Chinanews.com, January 11 (Chinanews Finance and Economics reporter Li Jinlei) "Looking forward to 2023, we believe that the Chinese economy will show a solid recovery trend, and the growth momentum will be more balanced. It is expected that the annual growth rate will reach about 5.5%, rebounding to the potential. The level of growth.” Wen Bin, chief economist of Minsheng Bank, said in an interview with the “China New Observation” column of Chinanews.com.

Made by Xu Pengyu

  Wen Bin pointed out that from an external perspective, due to the impact of high inflation and the tightening of monetary policies in major economies, aggregate demand has weakened, global economic growth has slowed down, and there is even the possibility of falling into a "recession".
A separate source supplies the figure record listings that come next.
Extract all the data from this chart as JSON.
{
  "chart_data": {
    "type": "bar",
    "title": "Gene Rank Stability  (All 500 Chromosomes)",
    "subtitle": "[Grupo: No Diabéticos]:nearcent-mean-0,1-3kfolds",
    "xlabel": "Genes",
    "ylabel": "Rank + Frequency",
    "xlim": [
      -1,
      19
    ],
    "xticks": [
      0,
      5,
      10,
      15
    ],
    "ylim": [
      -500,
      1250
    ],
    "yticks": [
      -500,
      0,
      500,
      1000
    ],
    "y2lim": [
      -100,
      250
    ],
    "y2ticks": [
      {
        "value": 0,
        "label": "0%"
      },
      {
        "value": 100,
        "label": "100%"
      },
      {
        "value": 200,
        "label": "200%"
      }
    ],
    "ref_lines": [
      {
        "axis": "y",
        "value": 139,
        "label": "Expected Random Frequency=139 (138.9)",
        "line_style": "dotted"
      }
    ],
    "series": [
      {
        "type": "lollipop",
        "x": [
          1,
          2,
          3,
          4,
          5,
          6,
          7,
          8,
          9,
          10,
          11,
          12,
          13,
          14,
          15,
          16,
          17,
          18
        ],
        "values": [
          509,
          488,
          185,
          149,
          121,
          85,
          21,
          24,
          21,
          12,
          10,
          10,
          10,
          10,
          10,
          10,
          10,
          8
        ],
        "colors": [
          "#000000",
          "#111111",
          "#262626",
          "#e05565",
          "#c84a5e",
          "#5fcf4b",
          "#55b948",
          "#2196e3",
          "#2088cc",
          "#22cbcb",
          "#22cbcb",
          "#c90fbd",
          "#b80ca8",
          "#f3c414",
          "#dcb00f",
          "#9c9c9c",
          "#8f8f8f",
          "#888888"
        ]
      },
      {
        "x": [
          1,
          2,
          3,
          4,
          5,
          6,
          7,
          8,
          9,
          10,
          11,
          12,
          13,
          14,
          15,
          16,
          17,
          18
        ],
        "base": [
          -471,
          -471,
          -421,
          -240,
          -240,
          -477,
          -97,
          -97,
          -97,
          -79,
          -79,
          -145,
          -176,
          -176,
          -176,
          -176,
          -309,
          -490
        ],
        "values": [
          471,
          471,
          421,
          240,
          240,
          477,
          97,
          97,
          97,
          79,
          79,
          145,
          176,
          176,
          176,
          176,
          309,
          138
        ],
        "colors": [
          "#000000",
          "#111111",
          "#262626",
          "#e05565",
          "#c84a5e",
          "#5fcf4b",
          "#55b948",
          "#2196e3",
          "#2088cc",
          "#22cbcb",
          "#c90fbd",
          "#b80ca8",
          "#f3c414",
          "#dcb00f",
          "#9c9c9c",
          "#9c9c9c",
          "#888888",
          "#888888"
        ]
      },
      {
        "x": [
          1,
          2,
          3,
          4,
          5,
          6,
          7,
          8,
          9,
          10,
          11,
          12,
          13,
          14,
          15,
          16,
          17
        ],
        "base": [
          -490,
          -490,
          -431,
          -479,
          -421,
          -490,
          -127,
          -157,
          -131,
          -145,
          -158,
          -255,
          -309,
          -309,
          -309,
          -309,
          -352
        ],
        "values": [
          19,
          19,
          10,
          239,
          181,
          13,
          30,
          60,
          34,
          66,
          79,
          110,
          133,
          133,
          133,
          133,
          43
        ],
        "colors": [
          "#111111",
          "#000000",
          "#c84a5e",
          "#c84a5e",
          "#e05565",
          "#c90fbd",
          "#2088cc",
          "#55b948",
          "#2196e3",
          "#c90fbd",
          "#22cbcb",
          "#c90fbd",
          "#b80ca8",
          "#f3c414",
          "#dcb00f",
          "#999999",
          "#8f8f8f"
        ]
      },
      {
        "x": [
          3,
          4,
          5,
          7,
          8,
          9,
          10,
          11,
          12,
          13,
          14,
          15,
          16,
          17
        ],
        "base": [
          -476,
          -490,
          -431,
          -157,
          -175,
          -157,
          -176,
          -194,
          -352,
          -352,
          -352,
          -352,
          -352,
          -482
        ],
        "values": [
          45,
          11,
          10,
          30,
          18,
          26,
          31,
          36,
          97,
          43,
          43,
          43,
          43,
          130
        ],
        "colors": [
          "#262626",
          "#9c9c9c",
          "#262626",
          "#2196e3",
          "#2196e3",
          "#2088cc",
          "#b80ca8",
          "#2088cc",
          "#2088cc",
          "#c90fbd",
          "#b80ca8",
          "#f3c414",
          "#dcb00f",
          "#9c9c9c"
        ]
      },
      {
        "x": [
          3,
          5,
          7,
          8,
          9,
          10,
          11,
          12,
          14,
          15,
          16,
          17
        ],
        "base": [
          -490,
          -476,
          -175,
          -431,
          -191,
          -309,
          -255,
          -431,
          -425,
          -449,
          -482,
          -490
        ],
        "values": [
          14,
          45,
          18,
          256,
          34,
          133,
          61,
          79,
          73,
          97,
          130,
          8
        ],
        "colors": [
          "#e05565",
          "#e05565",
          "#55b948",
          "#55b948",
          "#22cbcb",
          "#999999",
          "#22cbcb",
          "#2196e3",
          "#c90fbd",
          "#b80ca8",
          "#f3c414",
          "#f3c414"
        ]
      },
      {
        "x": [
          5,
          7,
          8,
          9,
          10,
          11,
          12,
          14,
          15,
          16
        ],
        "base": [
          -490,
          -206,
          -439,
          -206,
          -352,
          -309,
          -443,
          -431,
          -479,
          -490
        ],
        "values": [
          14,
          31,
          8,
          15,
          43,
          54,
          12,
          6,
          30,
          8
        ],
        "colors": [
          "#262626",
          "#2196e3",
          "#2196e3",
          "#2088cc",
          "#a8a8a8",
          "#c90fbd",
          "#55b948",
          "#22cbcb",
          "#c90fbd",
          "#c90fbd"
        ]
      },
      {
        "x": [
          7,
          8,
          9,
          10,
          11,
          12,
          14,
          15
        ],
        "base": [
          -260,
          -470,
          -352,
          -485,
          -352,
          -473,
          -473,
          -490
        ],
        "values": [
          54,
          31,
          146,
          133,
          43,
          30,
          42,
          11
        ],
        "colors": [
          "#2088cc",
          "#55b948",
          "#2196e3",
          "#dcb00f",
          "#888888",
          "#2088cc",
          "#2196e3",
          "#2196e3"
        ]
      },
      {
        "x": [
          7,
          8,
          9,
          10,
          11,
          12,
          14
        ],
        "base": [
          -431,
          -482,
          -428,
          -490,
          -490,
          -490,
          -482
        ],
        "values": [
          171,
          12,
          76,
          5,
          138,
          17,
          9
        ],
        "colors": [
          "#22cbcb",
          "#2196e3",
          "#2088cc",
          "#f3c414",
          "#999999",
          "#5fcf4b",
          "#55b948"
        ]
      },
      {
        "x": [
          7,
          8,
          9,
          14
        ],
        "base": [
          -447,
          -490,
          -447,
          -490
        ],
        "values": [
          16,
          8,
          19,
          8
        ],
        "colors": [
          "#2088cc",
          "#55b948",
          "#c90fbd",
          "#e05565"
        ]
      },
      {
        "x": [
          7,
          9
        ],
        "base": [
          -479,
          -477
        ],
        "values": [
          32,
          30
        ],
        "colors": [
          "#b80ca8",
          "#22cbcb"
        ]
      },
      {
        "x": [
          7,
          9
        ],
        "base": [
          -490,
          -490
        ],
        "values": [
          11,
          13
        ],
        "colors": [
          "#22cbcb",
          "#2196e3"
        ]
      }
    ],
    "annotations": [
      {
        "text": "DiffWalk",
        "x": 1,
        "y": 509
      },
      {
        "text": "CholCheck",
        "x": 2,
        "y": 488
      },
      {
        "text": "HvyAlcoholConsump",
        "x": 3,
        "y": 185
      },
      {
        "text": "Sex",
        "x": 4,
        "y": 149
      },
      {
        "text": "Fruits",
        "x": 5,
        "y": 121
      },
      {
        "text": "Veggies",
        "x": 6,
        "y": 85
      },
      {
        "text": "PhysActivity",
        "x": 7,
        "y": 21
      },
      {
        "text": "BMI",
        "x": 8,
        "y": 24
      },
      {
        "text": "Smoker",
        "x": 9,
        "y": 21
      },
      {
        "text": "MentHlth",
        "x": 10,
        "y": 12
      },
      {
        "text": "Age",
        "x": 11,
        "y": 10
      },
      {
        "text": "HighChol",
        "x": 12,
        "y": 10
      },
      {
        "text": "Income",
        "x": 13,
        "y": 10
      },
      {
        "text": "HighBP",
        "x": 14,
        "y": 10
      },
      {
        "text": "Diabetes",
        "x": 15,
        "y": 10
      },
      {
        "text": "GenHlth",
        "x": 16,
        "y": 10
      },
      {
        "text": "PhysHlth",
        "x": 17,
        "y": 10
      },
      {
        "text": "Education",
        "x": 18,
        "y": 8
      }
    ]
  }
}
  From an internal perspective, with the continuous optimization of epidemic prevention and control measures, consumption will usher in a strong restorative growth, and the fundamental role of consumption in stabilizing growth will be further strengthened.

At the same time, after the implementation of the policy of stabilizing real estate becomes effective, real estate sales and investment will bottom out, investment in manufacturing and infrastructure will remain stable, and investment will still play a key role in stabilizing growth.

  In Wen Bin’s view, macro policies will continue to maintain counter-cyclical regulation, proactive fiscal policies will increase efficiency, and prudent monetary policies will be precise and powerful. There is still room to further use structural monetary policy tools and continue to increase support for key areas, weak links and industry groups affected by the epidemic.